Now about that wooden jig. Just some plywood scrap, some time with a jigsaw and some deck screws (wood glue in between). As you can probably guess, I just traced the outside contour of the frame. Note a couple things, 1) an opening in the guide between the 2 pieces screwed down to allow for the pivot post and 2) You can see part of a hole cut at the upper hinge position, under the guide piece. On this jig, this is needed for the passenger side window. The hinge will fit through this opening and allow the window to lay flat. For the driver's side window, the hinge will stick up, but the locking lever will fit down.

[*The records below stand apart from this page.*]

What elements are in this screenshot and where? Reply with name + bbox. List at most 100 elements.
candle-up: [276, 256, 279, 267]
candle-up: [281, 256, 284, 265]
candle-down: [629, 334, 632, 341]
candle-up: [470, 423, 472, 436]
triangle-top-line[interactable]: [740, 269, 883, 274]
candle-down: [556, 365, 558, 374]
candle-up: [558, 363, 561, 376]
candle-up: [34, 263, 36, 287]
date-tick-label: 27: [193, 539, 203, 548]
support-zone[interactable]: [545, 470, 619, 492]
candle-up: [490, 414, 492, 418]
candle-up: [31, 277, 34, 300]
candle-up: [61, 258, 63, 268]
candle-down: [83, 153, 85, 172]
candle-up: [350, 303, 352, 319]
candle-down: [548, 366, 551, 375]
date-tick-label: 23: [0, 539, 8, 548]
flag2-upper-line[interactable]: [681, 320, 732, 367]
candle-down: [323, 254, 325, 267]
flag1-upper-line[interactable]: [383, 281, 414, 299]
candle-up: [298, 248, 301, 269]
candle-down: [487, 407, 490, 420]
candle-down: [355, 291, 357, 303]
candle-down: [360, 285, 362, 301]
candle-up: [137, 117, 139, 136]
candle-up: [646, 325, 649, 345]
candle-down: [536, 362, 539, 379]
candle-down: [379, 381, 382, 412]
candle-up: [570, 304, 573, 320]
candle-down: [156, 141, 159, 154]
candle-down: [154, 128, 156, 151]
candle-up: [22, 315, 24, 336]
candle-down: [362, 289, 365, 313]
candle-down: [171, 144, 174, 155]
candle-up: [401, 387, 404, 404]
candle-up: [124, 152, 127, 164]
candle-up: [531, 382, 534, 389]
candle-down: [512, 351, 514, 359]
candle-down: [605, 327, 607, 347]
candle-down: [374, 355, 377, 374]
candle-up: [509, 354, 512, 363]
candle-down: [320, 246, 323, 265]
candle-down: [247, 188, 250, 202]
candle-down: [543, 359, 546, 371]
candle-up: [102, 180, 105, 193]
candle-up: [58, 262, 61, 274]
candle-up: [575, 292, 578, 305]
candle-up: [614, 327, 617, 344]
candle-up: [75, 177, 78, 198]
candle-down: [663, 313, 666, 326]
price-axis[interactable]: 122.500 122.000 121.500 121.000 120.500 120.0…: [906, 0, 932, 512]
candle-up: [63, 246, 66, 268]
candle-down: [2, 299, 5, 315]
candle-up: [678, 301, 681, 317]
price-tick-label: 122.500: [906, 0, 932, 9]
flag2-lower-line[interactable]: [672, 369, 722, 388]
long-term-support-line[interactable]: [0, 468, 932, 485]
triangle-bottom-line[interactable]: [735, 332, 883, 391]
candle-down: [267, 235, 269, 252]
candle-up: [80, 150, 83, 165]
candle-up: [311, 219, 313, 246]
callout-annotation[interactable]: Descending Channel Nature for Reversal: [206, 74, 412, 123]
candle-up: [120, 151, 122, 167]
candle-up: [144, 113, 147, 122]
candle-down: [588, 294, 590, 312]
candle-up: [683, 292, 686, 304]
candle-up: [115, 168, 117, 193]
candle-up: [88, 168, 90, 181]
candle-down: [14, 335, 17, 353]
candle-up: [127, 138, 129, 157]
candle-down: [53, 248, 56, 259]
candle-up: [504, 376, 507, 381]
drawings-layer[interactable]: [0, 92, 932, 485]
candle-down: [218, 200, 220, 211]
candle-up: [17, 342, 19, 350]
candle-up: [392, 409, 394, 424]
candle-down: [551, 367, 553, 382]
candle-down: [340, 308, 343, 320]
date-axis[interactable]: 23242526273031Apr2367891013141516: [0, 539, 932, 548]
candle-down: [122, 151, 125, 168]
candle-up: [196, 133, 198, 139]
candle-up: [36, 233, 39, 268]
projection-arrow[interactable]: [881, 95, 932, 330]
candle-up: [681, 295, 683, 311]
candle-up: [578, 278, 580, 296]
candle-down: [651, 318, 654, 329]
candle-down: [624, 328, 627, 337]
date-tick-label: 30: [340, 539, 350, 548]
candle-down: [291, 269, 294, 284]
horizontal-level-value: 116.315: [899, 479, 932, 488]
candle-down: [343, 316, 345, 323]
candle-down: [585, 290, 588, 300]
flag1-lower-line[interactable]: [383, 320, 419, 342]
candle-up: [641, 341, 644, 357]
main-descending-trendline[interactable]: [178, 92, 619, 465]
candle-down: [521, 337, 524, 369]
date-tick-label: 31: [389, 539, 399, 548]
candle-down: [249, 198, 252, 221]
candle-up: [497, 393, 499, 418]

After I took this picture, I had to drill a 9/16" hole in the wood bottom to allow the locking handle pivot (the handle can and should be removed by driving a small pin out of it) to fit through and the frame to lay flat.


Here's how it is set up. First, using a little 3M cement at (in) the ends of the seal's channel, I glued the seal to the glass edge. Just a bit of glue to make it stay put. The frame is laid in the jig, the little "chocks" on the workmate are set up properly. The spray bottle contains about a 10% solution of dish soap.

Now we're standing on the other side of the work mate and the pressing has begun. The clamp you see on the glass side is to keep the 2x4 from "rolling over" the top of the chocks in the Workmate (they are pretty shallow). Soapy water was sprayed all over everything before it was laid down. Both sides of the seal, in the frame channel. Make sure that only wood presses on the bare glass edge. You can't see it inthe lower part of this picture, but there is another piece of wood along the lower edge of the jig, the two handle (screws) are on the near side of the Workmate and are turned simultaneously.

You have to keep a hand on the frame as you tighten as it wants to pop up sometimes.


Here the glass is pressed all the way in. You know you have it all the way in when the glass edge is even with the frame edge (see the faint red arrows). This took just about all the "ooomph" that this old Workmate had to offer.

Noticed how much of the seal squished out the ends of the frame! (compare with the pic above when it was glued up) And noticed how it all squished up over the locking pivot plate. You want to use a piece of wood just shorter than the glass edge like this to allow the seal to squish out the ends a bit.


Here you can see the locking lever pivot and and how the seal stretched up over the plate. I had trimmed a good inch off the end of the seal at this point after it was pressed, but still hadn't trimmed it flush yet.

While I have never seen glass pop back out of a frame when the press is released, I usually wipe the whole thing down and leave it in the press with pressure applied for a few hours. Seems that the soap may dry out a bit and it may "stick" better. Once out, rinse the whole thing off good. 


Lastly, use a fresh, sharp razor, and trim off all the excess seal.